Situated on Penang Island, they see design as not just their jobs but rather the ideal lifestyle where they can do what they love, how they want to, and still forward to Mondays as eagerly as they do their weekends.
Q: What was the inspiration behind the formation of ForReal Studio?
A: Both of us love to draw. However, when we were working in the industry, we felt that we weren’t given many opportunities to apply illustration into our works. Our jobs were getting mundane and we needed a way out. We craved for a platform to experiment on crossing over different media in design and illustration, and anything in between. ForReal Studio is the result of that.
Q: How did the name ‘ForReal’ come about?
A: We finally had a golden opportunity, when we were granted a job to work together with a US architect firm for a Vietnamese client. They flew us in and the client urged us to form a company of our own so that they could pay us officially. So we were in the hotel, cracking our heads, thinking and brainstorming names for our design studio. We started throwing out dozens of ideas for names; some were silly, some pretentious, and some just down-right…embarrassing. In the end, realising we are about to start a company, Jin Xin said to Lyn-Hui: “This time is for real.” Then Lyn, after a moment, breaking her silence said: “Why not ForReal?”
Q: What do you think is the importance of a good brand identity?
A: We think a good brand identity has to be, ultimately, memorable. Most but not all of the time, simple logos are usually more effective. Simple logos are also more difficult to craft, as most often as not, someone somewhere has already done something similar to yours. While doing a lot of homework, we would find something similar to ours. We would have to trash it and start over even though that logo option was a favourite of ours. The logo is just one part of the brand identity. When paired with an effective colour palette that sets the right mood and typography that sets the right tone, that’s how strong brand identity is formed. Elements or graphics such as illustration also help set the brand apart. At least, that’s what we’re trying to achieve for our clients.

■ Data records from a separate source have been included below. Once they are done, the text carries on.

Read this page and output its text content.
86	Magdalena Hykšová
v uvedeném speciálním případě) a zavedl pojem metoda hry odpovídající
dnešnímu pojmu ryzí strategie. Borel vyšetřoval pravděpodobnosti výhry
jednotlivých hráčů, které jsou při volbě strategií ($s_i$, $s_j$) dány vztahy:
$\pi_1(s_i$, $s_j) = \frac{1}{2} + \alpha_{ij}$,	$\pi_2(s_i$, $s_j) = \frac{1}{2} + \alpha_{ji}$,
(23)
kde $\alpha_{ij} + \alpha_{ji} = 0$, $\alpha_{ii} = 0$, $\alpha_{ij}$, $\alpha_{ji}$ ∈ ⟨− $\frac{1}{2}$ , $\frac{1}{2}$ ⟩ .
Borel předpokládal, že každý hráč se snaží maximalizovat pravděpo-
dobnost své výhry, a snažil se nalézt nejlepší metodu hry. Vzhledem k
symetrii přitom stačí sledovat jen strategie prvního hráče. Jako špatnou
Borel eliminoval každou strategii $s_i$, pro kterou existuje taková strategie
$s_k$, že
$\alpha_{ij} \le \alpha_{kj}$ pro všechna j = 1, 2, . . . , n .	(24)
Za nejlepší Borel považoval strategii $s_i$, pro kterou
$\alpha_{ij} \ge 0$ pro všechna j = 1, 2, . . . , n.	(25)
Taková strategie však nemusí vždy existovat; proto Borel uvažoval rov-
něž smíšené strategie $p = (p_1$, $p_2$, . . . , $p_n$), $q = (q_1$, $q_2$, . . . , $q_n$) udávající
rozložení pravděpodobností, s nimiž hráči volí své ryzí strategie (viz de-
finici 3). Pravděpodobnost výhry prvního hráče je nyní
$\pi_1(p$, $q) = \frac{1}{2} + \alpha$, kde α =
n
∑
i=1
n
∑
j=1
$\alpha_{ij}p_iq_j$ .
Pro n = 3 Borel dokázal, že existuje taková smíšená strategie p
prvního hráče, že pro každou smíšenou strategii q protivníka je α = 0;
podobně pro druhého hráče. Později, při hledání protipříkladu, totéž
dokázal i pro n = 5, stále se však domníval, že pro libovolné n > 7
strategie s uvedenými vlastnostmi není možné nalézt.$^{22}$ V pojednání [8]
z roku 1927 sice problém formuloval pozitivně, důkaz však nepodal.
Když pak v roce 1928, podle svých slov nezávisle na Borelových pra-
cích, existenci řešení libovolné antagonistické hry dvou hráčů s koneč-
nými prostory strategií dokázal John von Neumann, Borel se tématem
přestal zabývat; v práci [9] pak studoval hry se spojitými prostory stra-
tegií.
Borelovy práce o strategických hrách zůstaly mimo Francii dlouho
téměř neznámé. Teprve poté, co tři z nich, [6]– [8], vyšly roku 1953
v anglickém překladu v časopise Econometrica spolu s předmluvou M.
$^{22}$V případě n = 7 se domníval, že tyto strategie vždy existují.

Q: You’ve had your fair share in creating some exceptional logos for a number of businesses such as ‘Black Kettle’ and ‘Design Tomorrow’. Have there been any instances where you had a tough time coming up with a logo design? If so, how do you overcome that creative block?
A: We usually have to juggle several jobs at any given time. When we have a creative block for one job, we shift to other jobs and come back to it sometime later. And if that doesn’t work, we spend time with our office cats: Oreo and Cookie. We take a nap or reply to emails. Just do everything else and come back to it with a pair of fresh eyes. That usually does the trick.
Q: Among all the projects you’ve handled, which was the most interesting to work on?
A: The first job that got us to start our company is still the most interesting and refreshing experience for us. It was a life-changer. It was a town planning project in Vietnam by a US architect firm, asking us to help deliver their concept into a hardcover A3 book format where we have these black and white AutoCAD drawings that we beautify by adding colours and textures. And because it was still in the preliminary design stage, all they had were white blocks for different buildings, so, instead of realistic 3D renderings, we did dozens of illustrations for the book. To start the project, for almost one week, our client flew us out to Vietnam. On top of meeting new people, we had to do it in an entirely unfamiliar environment, which was both scary and fun.
Q: If you could travel back to any time of your choosing, which artists would you like to meet and why?
A: There are a number of great artists currently living in our era that are still creating incredible works. Great artists like Aryz, who started doing street art and now works across big and small canvases. Children’s book illustrators like Joey Chou is our inspiration, too.
But, if we are able to travel back in time, Lyn-Hui is really curious about meeting Frida Kahlo. And Jin Xin, being a total geek, would love to meet Saul Bass. Frida is an interesting person, with an even more interesting backstory. She is a fearless feminist, who isn’t afraid to express herself through art. Saul Bass is a game-changer in the graphic design world. His logo creations are mostly simple but definitely impactful. He has also done a lot of significant movie posters that are still iconic to this day. We bet we could learn a lot from these creative giants.